Well, two problems.  The first, and more subtle, is that though both VPs in this analysis are in the base form, and so are in some sense parallel, they are different internally: be opening the British Parliament is a progressive VP, deliver a speech an unmarked-aspect VP.  Now though it would be lunatic to require in general that conjuncts be internally parallel (see my extended attack on this idea here), sometimes the internal composition of the conjuncts does make a difference.  The trick is to figure out when and how.

I'm a linguist, so I play with the variables and see what happens.  First, I note that other progressive+plain examples are also dubious:

I must be going soon and deliver a speech.

I have been going to Paris and gone to Vienna as well.

but that the reverse ordering is much less jarring:

I will deliver a speech in Antwerp and be going to Brussels soon after.

I have gone to Vienna and been going to Paris as well.
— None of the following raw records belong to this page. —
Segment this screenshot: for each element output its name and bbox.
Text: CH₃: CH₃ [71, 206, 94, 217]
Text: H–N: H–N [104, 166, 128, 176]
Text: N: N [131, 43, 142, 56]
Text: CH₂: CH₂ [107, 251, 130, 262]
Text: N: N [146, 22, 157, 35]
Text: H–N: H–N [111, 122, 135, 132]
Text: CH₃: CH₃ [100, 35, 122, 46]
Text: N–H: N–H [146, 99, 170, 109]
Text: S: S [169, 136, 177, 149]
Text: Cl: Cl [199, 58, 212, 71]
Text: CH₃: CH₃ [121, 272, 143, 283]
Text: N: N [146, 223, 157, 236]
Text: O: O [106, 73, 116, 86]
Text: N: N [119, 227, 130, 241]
I've jiggled the context a bit to improve these, but the important points are (a) that it's incredibly hard to improve the progressive+plain examples much by jiggling the context, and (b) the reordered versions are hugely better than the originals.  Similarly, compare the original QE example with this (improved) variant:

Queen Elizabeth will open the British Parliament ... and then be delivering a speech.

So, yes, ceteris paribus, we'd often prefer parallel conjuncts to be parallel internally.  BUT there's something else going on.

The extra thing is a processing strategy, an analogue to what's known in the trade as Low Attachment: when a modifier follows a modified XP ending in an XP, the default is to interpret the modifier as attached to the structurally lower of the two XPs.  So, for example, confronted with a NP of the form

NP1  [ P NP2 ]  [ P NP3 ]

without any information about the content of these expressions, most people will take [ P NP3 ] as modifying NP2 rather than NP1, that is as having the structure

NP1  [ P [ NP2 [ P NP3 ] ]

rather than

[ NP1  [ P NP2 ] ]  [ P NP3 ]

Advice manuals warn you against high-attachment structures, telling you that modifiers MUST be next to the things they modify, and they supply what they take to be dire examples, like this one from Richard Lederer:

An ethnically diverse crowd of about 50 gathered at the Falkirk Mansion in San Rafael yesterday for a speakout against hate crimes organized by the Marin County Human Rights Roundtable.

(Lederer understands the sentence to be saying that it was it hate crimes, rather than the speakout against them, that the Rountable organized.)

But in the real world, low attachment is not a rule but a (default) preference, and context and real-world knowledge often favor high attachment (as indeed they should in Lederer's example).  Compare the low-attachment

an inventory of errors that were printed in the NYT

with the indisputably high-attachment

an inventory of errors that was larger than any previously published

I have a pile of high-attachment examples, and so do other people.  Most such examples pass by without notice, because their interpretation is clear in context.  There is no grammatical rule here.

Back to the original case, involving coordination (rather than modification).  The be going to segment in the QE example can be parsed as be followed by a coordination:

[ will ]  [ be [ [ going to ... ] and [ deliver a speech ] ] ]

(a kind of low attachment for deliver a speech), or it can be parsed with be going to as the beginning of the first conjunct:

[ will ]  [ [ be going to ... ] and [ deliver a speech ] ]

(a kind of high attachment for deliver a speech).

The first is the analysis I gave to the QE sentence at first, without reflection.  For whatever reason (psycholinguists, to your labs!), we very much prefer low attachment here -- but it just won't fly, because of the non-parallel conjuncts.  High attachment hard to get, low attachment not parallel.

The reason reordering the conjuncts improves things so much is that in the reordered coordinations there is no choice in the parsing of the be going to... segment, since it's in the second, and final, conjunct, which has to be taken, as a whole, to be in coordination with deliver a speech.  Any residual problems with the reordered coordinations presumably have to do with the semantics and pragmatics of progressive aspect and unmarked aspect.